Fine Tuning

Eric Garner’s distressing and unnecessary death should encourage every city, town, and hamlet that employs a solitary police officer to carefully reconsider the appropriate use of force in law enforcement activities. A society can only be free insomuch as it embraces an individual’s natural rights of life, liberty, and property, while simultaneously restraining the government’s use of force. Eric Garner died because police officers used an inappropriate level of force – a fact that should concern every thoughtful American.

It is unacceptable for police officers to initiate the use of physical force unless a physical confrontation is imminent, a suspect is attempting to flee, or an individual appears to be in the process of destroying evidence.  In addition, any use of force must be tailored to the threat: it is  wrong for an officer to shoot an unarmed fleeing suspect, and also unacceptable for officers to wrestle a tax evader to the ground after he refuses handcuffs.

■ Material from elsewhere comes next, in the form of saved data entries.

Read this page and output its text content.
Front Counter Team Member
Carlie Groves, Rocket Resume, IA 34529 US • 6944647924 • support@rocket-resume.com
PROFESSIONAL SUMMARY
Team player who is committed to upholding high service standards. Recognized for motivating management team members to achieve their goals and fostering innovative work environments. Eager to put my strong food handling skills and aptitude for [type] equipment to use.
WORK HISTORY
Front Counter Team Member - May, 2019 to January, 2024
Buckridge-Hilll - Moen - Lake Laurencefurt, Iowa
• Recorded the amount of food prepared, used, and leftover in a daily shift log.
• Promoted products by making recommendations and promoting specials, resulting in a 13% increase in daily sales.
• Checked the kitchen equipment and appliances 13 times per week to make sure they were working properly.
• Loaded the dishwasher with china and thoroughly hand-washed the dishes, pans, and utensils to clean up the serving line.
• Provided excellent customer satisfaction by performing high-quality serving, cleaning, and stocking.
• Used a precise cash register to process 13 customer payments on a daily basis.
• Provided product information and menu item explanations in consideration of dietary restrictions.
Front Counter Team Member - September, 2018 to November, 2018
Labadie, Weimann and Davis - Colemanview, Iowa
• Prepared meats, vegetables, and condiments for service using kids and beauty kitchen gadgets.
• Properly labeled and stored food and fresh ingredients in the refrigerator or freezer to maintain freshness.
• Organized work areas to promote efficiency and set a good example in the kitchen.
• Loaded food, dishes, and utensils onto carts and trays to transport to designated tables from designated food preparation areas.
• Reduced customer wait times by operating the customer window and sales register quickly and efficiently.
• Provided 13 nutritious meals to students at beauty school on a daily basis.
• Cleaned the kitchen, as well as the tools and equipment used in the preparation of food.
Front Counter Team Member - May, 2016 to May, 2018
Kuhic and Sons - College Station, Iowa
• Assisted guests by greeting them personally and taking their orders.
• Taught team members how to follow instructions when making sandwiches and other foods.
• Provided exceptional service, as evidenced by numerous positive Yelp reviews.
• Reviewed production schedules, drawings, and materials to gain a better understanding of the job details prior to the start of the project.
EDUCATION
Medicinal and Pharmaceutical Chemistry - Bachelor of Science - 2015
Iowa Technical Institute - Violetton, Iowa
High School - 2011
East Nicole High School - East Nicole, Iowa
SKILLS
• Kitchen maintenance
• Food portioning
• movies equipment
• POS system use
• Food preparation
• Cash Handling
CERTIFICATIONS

It is impossible to know if the grand jury erred when it declined to indict officer Pantaleo. The prosecutor may have sought an unduly severe indictment (e.g. first or second degree murder), or maybe the grand jury simply couldn’t bring themselves to indite a police officer for involuntary manslaughter. Regardless of the reason, the justice system needs to be fine tuned; legislators must strengthen and clarify the laws that penalize police officers who use excessive force. Overly confrontational police officers and limelight oriented prosecutors must be cast aside: militarism and demagoguery will only breed distrust for law enforcement and contempt for justice.